In the feedback case mentioned above, when we continue to analyze other machines, we find that most of these machines are not directly connected to the Internet, and the source of invading these internal servers is exactly the external suspicious IP:
Whether it is an external direct invasion or a second invasion through a springboard, after the invasion, the core purpose of the hacker is still to encrypt the data in the server system. Before that, we must first make a simple “clean up” of the system to pave the way for the virus.
At this point, various process management tools or Rootkit tools come in handy. Based on past cases, ProcessHacker has become the most popular tool due to its powerful features. Hackers often use it in conjunction with the acquired system administrator privileges to end the process of security software or other backup software, and sometimes to clean up the database service, so that the virus cannot encrypt data files:
In the end, all the preliminary work is completed, at this time the hacker already has the system administrator privileges, and there is no longer any security and backup software in the system to interfere with the virus. At this time, the hacker can directly send the ransomware to the system for encryption and extortion.
In addition, some hackers will also launch remote control Trojans or backdoors to facilitate subsequent logins to achieve long-term control of the compromised machines.
In summary, a complete set of intrusion poisoning processes is that the hacker can successfully invade a machine exposed on the Internet. If this step fails, the hacker will have nothing to do, but if this step is successful, the hacker will be almost successful as well. If the machines on the intranet also have weak passwords or vulnerabilities, even if these machines are not directly exposed to the Internet, they will be hacked by hackers in the presence of intranet springboards, and sometimes even inside. Sometime the network machine repeatedly infects each other.
Conclusion and Reminder
It can be seen from the above summary that the hacker has obtained the administrator authority of the server in the first two steps. It can be seen that the latter two steps are completely inoperative, so the focus of the current ransomware prevention must be placed on preventing hackers from invading. The 360 Security Center gives the following eight suggestions:
1. Avoid using too simple passwords in the server. The login password should be a combination of uppercase and lowercase letters, numbers, and special symbols, and keep the password of sufficient length. Also, add a security policy that limits the number of failed logins and periodically change the login password.

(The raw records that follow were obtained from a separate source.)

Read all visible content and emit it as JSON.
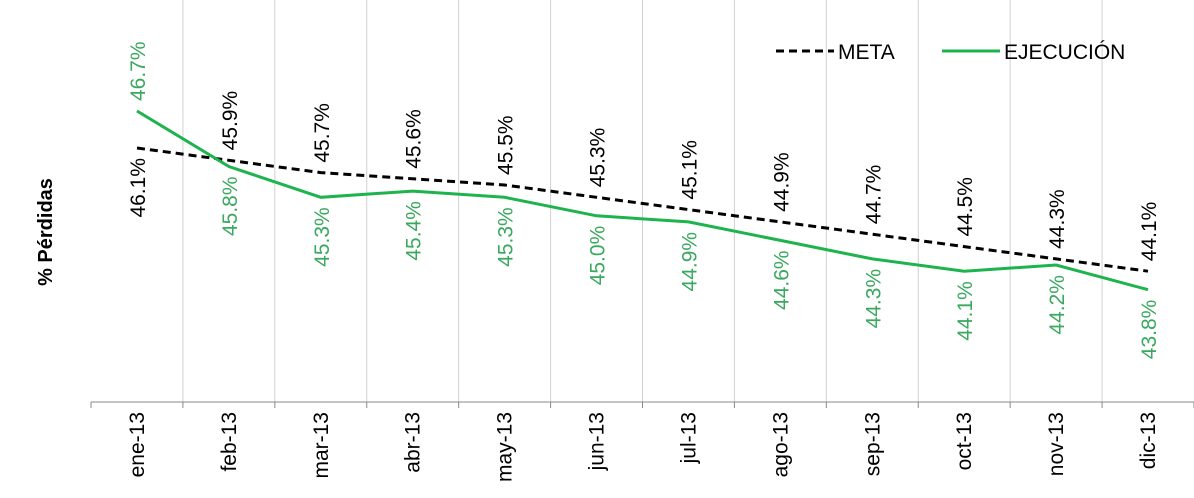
{
  "chart_data": {
    "type": "line",
    "title": "",
    "xlabel": "",
    "ylabel": "% Pérdidas",
    "categories": [
      "ene-13",
      "feb-13",
      "mar-13",
      "abr-13",
      "may-13",
      "jun-13",
      "jul-13",
      "ago-13",
      "sep-13",
      "oct-13",
      "nov-13",
      "dic-13"
    ],
    "series": [
      {
        "name": "META",
        "color": "#000000",
        "style": "dashed",
        "values": [
          46.1,
          45.9,
          45.7,
          45.6,
          45.5,
          45.3,
          45.1,
          44.9,
          44.7,
          44.5,
          44.3,
          44.1
        ],
        "labels": [
          "46.1%",
          "45.9%",
          "45.7%",
          "45.6%",
          "45.5%",
          "45.3%",
          "45.1%",
          "44.9%",
          "44.7%",
          "44.5%",
          "44.3%",
          "44.1%"
        ]
      },
      {
        "name": "EJECUCIÓN",
        "color": "#1db34d",
        "style": "solid",
        "values": [
          46.7,
          45.8,
          45.3,
          45.4,
          45.3,
          45.0,
          44.9,
          44.6,
          44.3,
          44.1,
          44.2,
          43.8
        ],
        "labels": [
          "46.7%",
          "45.8%",
          "45.3%",
          "45.4%",
          "45.3%",
          "45.0%",
          "44.9%",
          "44.6%",
          "44.3%",
          "44.1%",
          "44.2%",
          "43.8%"
        ]
      }
    ],
    "label_color_ejecucion": "#3aa85f",
    "grid": "vertical",
    "legend": "top-right"
  }
}
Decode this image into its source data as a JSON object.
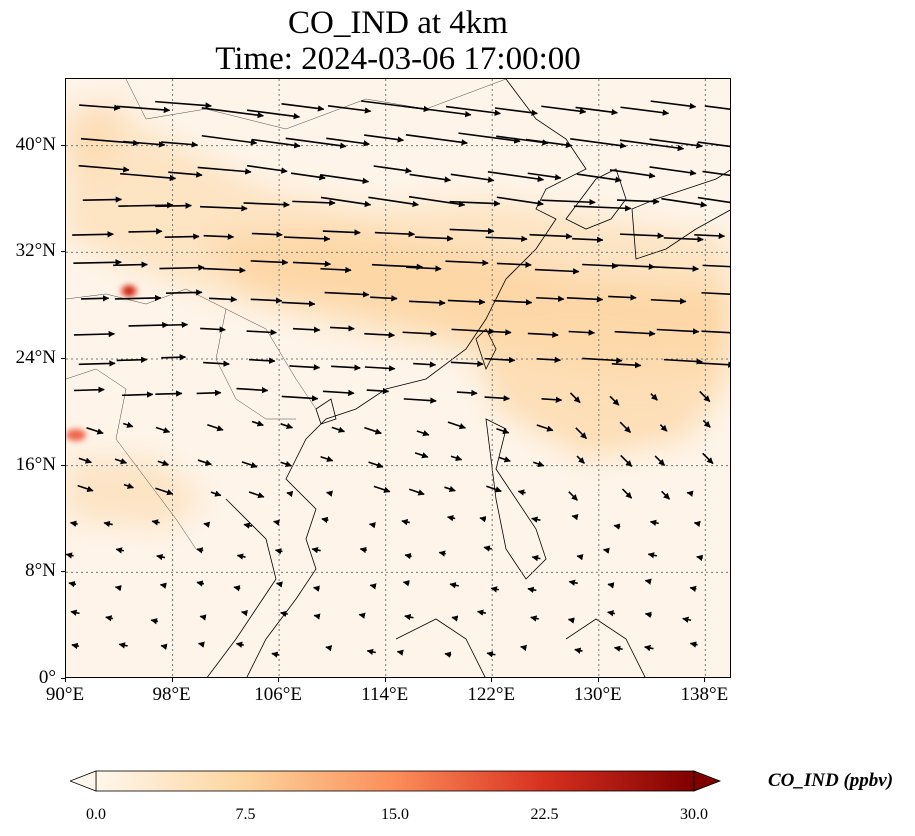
{
  "title": {
    "line1": "CO_IND at 4km",
    "line2": "Time: 2024-03-06 17:00:00"
  },
  "map": {
    "projection": "PlateCarree",
    "lon_range": [
      90,
      140
    ],
    "lat_range": [
      0,
      45
    ],
    "gridlines": "dotted",
    "x_ticks": [
      "90°E",
      "98°E",
      "106°E",
      "114°E",
      "122°E",
      "130°E",
      "138°E"
    ],
    "x_tick_values": [
      90,
      98,
      106,
      114,
      122,
      130,
      138
    ],
    "y_ticks": [
      "0°",
      "8°N",
      "16°N",
      "24°N",
      "32°N",
      "40°N"
    ],
    "y_tick_values": [
      0,
      8,
      16,
      24,
      32,
      40
    ],
    "field": "CO_IND concentration (shaded, OrRd-like colormap)",
    "vectors": "wind vectors at 4km"
  },
  "colorbar": {
    "label": "CO_IND (ppbv)",
    "range": [
      0,
      30
    ],
    "ticks": [
      "0.0",
      "7.5",
      "15.0",
      "22.5",
      "30.0"
    ],
    "tick_values": [
      0,
      7.5,
      15,
      22.5,
      30
    ],
    "colors": [
      "#fff7ec",
      "#fdd49e",
      "#fc8d59",
      "#d7301f",
      "#7f0000"
    ],
    "extend": "both"
  },
  "chart_data": {
    "type": "heatmap",
    "title": "CO_IND at 4km\nTime: 2024-03-06 17:00:00",
    "xlabel": "",
    "ylabel": "",
    "xlim": [
      90,
      140
    ],
    "ylim": [
      0,
      45
    ],
    "colorbar_label": "CO_IND (ppbv)",
    "colorbar_range": [
      0,
      30
    ],
    "features": [
      {
        "name": "hotspot",
        "lon": 94.5,
        "lat": 29.0,
        "value": 22
      },
      {
        "name": "hotspot",
        "lon": 90.5,
        "lat": 18.5,
        "value": 15
      },
      {
        "name": "band",
        "lon_range": [
          90,
          140
        ],
        "lat_range": [
          20,
          38
        ],
        "value": 6
      }
    ]
  }
}
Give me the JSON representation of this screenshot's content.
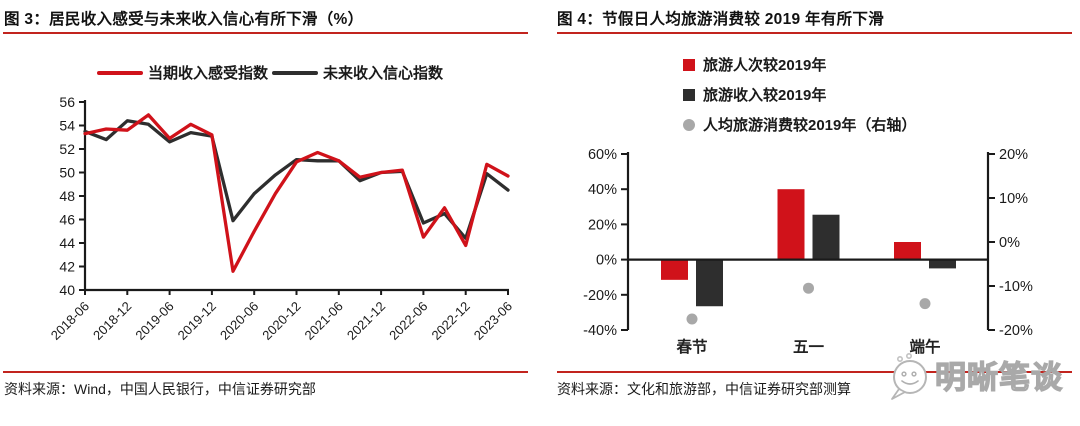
{
  "colors": {
    "accent_red": "#d0121a",
    "dark": "#2e2e2e",
    "dot_gray": "#a8a8a8",
    "axis_black": "#1a1a1a",
    "rule_red": "#c2241e",
    "watermark_gray": "#a9a9a9"
  },
  "watermark": {
    "text": "明晰笔谈",
    "icon": "wechat-bubble-smiley-icon"
  },
  "chart_data": [
    {
      "type": "line",
      "title": "图 3：居民收入感受与未来收入信心有所下滑（%）",
      "source": "资料来源：Wind，中国人民银行，中信证券研究部",
      "legend_position": "top-center",
      "grid": false,
      "ylim": [
        40,
        56
      ],
      "ytick_step": 2,
      "x": [
        "2018-06",
        "2018-09",
        "2018-12",
        "2019-03",
        "2019-06",
        "2019-09",
        "2019-12",
        "2020-03",
        "2020-06",
        "2020-09",
        "2020-12",
        "2021-03",
        "2021-06",
        "2021-09",
        "2021-12",
        "2022-03",
        "2022-06",
        "2022-09",
        "2022-12",
        "2023-03",
        "2023-06"
      ],
      "x_tick_labels": [
        "2018-06",
        "2018-12",
        "2019-06",
        "2019-12",
        "2020-06",
        "2020-12",
        "2021-06",
        "2021-12",
        "2022-06",
        "2022-12",
        "2023-06"
      ],
      "series": [
        {
          "name": "当期收入感受指数",
          "color": "#d0121a",
          "values": [
            53.3,
            53.7,
            53.6,
            54.9,
            52.9,
            54.1,
            53.2,
            41.6,
            45.0,
            48.2,
            50.9,
            51.7,
            51.0,
            49.6,
            50.0,
            50.2,
            44.5,
            47.0,
            43.8,
            50.7,
            49.7
          ]
        },
        {
          "name": "未来收入信心指数",
          "color": "#2e2e2e",
          "values": [
            53.5,
            52.8,
            54.4,
            54.1,
            52.6,
            53.4,
            53.1,
            45.9,
            48.2,
            49.8,
            51.1,
            51.0,
            51.0,
            49.3,
            50.0,
            50.1,
            45.7,
            46.5,
            44.4,
            49.9,
            48.5
          ]
        }
      ]
    },
    {
      "type": "bar",
      "title": "图 4：节假日人均旅游消费较 2019 年有所下滑",
      "source": "资料来源：文化和旅游部，中信证券研究部测算",
      "legend_position": "top-left",
      "categories": [
        "春节",
        "五一",
        "端午"
      ],
      "left_axis": {
        "lim": [
          -40,
          60
        ],
        "ticks": [
          "60%",
          "40%",
          "20%",
          "0%",
          "-20%",
          "-40%"
        ],
        "unit": "%"
      },
      "right_axis": {
        "lim": [
          -20,
          20
        ],
        "ticks": [
          "20%",
          "10%",
          "0%",
          "-10%",
          "-20%"
        ],
        "unit": "%"
      },
      "series": [
        {
          "name": "旅游人次较2019年",
          "type": "bar",
          "axis": "left",
          "color": "#d0121a",
          "values": [
            -11.5,
            40,
            10
          ]
        },
        {
          "name": "旅游收入较2019年",
          "type": "bar",
          "axis": "left",
          "color": "#2e2e2e",
          "values": [
            -26.5,
            25.5,
            -5
          ]
        },
        {
          "name": "人均旅游消费较2019年（右轴）",
          "type": "scatter",
          "axis": "right",
          "color": "#a8a8a8",
          "values": [
            -17.5,
            -10.5,
            -14
          ]
        }
      ]
    }
  ]
}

2. Do not use the same or similar login password for multiple machines.
3. Use isolated backup to restore important information on a regular basis. Users should pay more attention to “isolated backup” since sometimes backup server are encrypted together in the same network.
4. Patch system vulnerabilities in a timely manner, and don’t ignore security patches for common services.
5. Turn off non-essential services and ports such as 135, 139, 445, 3389 and other high-risk ports.
6. Strictly control the permissions of the shared folder, and take the cloud collaboration as much as possible.
7. Improve security awareness, do not click on unfamiliar links, email attachments from unknown sources, files sent by strangers through instant messaging software. Perform security scans before clicking or running, and download and install software from secure and trusted channels.